Bagaimana Transfer Cross-Chain Diselesaikan? Penjelasan Proses Operasi cBridge.

Terakhir Diperbarui 2026-06-05 05:49:44
Waktu Membaca: 3m
cBridge adalah protokol bridge cross-chain yang dikembangkan oleh Celer Network untuk memungkinkan transfer aset digital antar berbagai blockchain dan jaringan Layer2. Proses transfer cross-chain cBridge pada umumnya melibatkan penyetoran aset di rantai sumber, verifikasi peristiwa cross-chain oleh State Guardian Network (SGN), sinkronisasi pesan cross-chain, rilis aset di rantai target, serta penyeimbangan likuiditas latar belakang.
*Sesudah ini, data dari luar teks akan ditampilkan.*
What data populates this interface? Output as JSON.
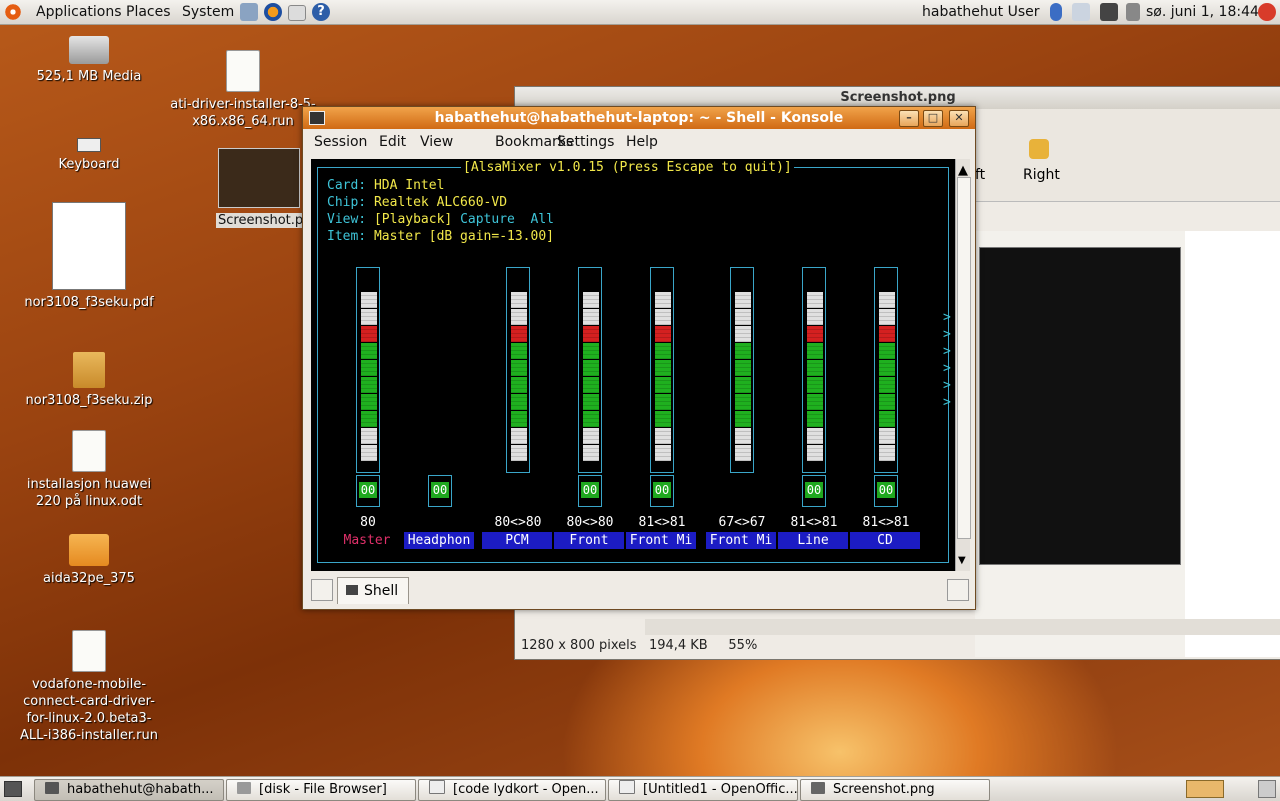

Seluruh proses dikoordinasikan melalui jaringan verifikasi terdesentralisasi dan infrastruktur likuiditas, sehingga menghasilkan pergerakan aset cross-chain yang aman dan efisien.

Industri blockchain berkembang dari ekosistem rantai tunggal menjadi ekosistem multi-rantai. Dengan semakin banyaknya protokol DeFi, platform NFT, dan aplikasi on-chain yang diterapkan di berbagai public chain dan jaringan Layer2, pengguna sering perlu memindahkan aset antar blockchain. Mentransfer aset antar rantai secara aman dan efisien telah menjadi kebutuhan kritis di era multi-rantai.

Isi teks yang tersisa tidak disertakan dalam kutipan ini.